Early Prediction Model for Preterm Birth Combining Demographic Characteristics and Clinical Characteristics
Objective. To create early prediction models for preterm birth (PTB) based on the Chinese population, combining demographic characteristics and clinical characteristics.Methods. A retrospective study on 15197 pregnant women who were recruited in Obstetrics and Gynecology Hospital of Zhejiang University from January1, 2017 to December 31, 2017. Demographic characteristics and clinical characteristics were collected and were randomly divided into the observation group (80%) and the validation
... the validation group (20%).
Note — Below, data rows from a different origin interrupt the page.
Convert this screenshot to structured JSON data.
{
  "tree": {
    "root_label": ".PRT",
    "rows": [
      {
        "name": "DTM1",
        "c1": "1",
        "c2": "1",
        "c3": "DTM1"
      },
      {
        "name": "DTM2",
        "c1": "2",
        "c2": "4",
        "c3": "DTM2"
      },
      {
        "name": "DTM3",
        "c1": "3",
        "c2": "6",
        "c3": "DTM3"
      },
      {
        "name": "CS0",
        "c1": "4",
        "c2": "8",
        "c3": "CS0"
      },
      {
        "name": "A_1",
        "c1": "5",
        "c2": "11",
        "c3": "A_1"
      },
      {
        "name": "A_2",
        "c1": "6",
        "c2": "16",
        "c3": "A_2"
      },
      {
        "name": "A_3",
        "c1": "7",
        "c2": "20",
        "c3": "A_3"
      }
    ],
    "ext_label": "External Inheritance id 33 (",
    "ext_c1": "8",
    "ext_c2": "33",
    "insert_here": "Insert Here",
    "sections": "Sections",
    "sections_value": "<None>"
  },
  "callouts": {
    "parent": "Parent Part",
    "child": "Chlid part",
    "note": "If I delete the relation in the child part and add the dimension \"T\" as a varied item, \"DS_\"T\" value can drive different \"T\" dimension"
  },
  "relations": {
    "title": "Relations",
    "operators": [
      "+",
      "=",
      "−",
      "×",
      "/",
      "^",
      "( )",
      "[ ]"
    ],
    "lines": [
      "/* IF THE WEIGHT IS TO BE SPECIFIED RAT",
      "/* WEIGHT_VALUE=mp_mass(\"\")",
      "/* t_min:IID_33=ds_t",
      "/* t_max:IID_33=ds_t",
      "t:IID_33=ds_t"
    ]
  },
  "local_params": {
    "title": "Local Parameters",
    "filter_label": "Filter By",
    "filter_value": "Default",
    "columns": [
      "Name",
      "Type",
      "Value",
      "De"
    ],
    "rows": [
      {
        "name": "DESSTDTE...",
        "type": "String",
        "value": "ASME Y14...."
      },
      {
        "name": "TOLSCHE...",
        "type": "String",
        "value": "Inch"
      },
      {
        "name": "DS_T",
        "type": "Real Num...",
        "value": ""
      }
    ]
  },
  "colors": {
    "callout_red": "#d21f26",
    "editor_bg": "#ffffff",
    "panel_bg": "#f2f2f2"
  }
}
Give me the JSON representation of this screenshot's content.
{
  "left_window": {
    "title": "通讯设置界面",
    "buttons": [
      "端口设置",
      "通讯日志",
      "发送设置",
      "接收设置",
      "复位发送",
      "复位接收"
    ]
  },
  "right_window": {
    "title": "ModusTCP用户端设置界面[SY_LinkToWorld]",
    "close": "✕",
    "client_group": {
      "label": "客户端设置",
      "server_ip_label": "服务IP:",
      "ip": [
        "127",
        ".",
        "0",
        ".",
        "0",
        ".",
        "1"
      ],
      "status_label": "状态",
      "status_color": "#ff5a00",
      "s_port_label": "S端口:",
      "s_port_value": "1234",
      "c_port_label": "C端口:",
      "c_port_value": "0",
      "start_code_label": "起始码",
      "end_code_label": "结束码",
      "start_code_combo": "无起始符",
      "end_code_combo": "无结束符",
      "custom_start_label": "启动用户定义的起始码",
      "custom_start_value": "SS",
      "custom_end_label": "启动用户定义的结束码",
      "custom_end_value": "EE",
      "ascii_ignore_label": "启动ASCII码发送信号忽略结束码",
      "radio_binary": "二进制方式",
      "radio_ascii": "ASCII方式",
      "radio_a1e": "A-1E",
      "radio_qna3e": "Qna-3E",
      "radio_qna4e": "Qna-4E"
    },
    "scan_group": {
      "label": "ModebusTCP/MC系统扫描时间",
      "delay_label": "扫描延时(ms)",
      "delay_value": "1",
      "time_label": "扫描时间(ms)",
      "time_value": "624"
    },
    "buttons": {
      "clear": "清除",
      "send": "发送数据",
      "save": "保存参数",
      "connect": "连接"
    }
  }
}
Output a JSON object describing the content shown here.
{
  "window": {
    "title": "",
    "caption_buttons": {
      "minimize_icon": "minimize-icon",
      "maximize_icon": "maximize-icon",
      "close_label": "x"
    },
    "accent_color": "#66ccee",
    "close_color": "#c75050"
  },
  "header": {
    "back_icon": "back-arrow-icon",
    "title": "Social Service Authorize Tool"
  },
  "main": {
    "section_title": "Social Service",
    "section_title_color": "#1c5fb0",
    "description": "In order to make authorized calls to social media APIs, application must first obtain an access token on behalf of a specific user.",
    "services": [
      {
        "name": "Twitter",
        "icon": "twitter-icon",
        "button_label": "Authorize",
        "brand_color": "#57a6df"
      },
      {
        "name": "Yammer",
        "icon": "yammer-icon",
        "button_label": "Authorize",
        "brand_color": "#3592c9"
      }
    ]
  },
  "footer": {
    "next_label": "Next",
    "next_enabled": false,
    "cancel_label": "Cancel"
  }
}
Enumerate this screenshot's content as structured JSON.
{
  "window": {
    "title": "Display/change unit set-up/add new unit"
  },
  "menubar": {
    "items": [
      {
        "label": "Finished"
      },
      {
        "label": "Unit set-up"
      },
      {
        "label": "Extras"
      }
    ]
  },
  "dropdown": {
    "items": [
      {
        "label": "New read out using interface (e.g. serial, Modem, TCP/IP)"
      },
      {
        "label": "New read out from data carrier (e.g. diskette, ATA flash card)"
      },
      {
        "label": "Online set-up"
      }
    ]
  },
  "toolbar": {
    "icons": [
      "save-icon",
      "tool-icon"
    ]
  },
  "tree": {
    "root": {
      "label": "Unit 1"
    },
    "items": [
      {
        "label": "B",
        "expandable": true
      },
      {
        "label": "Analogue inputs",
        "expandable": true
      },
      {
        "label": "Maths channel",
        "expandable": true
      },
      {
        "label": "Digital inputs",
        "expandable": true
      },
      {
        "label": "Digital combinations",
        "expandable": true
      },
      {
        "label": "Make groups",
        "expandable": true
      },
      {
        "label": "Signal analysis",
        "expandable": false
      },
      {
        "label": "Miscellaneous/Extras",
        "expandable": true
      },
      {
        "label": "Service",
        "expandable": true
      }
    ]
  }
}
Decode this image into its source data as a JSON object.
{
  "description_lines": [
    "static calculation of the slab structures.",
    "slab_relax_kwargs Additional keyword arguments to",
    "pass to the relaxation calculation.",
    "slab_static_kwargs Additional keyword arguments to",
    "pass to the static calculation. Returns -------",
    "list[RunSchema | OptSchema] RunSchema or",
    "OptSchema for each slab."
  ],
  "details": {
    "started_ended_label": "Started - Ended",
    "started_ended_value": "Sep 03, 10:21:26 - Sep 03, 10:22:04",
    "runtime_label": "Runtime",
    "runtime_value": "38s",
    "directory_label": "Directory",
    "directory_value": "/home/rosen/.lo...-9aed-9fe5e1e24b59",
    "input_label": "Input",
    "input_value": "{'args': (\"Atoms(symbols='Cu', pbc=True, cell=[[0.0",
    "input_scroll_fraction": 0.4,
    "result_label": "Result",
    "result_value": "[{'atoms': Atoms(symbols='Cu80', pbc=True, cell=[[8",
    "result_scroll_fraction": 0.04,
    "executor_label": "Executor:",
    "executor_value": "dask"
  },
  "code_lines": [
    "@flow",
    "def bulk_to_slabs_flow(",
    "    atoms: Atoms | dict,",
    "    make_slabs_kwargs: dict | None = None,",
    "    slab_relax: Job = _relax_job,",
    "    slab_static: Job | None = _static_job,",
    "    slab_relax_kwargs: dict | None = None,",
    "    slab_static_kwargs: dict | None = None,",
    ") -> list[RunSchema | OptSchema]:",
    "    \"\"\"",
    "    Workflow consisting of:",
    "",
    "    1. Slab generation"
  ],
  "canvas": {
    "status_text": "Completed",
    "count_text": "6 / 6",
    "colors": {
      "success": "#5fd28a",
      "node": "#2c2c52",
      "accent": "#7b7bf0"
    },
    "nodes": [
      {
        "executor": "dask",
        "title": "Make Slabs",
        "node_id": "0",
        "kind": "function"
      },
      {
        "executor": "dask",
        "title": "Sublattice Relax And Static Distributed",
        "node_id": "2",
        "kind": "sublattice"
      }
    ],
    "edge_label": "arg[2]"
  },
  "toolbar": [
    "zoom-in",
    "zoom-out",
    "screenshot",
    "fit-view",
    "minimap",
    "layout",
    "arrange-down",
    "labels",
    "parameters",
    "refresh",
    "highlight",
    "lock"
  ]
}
Multivariable Logistics regression analysis was performed to develop a risk prediction model in the observation group and the validation group. It was evaluated by the value of area under the curve (AUC) of receiver operating characteristic (ROC). Finally, we got a simple scoring system to present the preterm birth risk. Results. There were 1082 pregnant women (8.9%) developed PTB in the observation group and 316 pregnant women (10.3%) in the validation group. Gravidity, educational level, residence, previous history of PTB, twin pregnancy, pre-gestational diabetes mellitus (type I or II), chronic hypertension, placenta previa, gestational hypertension were significant predictors of future PTB. These factors were all included in the model, the AUC was 0.746 with sensitivity of 61.4% (95%CI: 61.4-66.7%) and specificity of 86.6% (95%CI: 85.2-87.9%) at the threshold score of 8.Conclusion. PTB can be predicted by demographic characteristics and clinical characteristics pre-pregnancy or during pregnancy, thus predicting and preventing PTB as early as possible.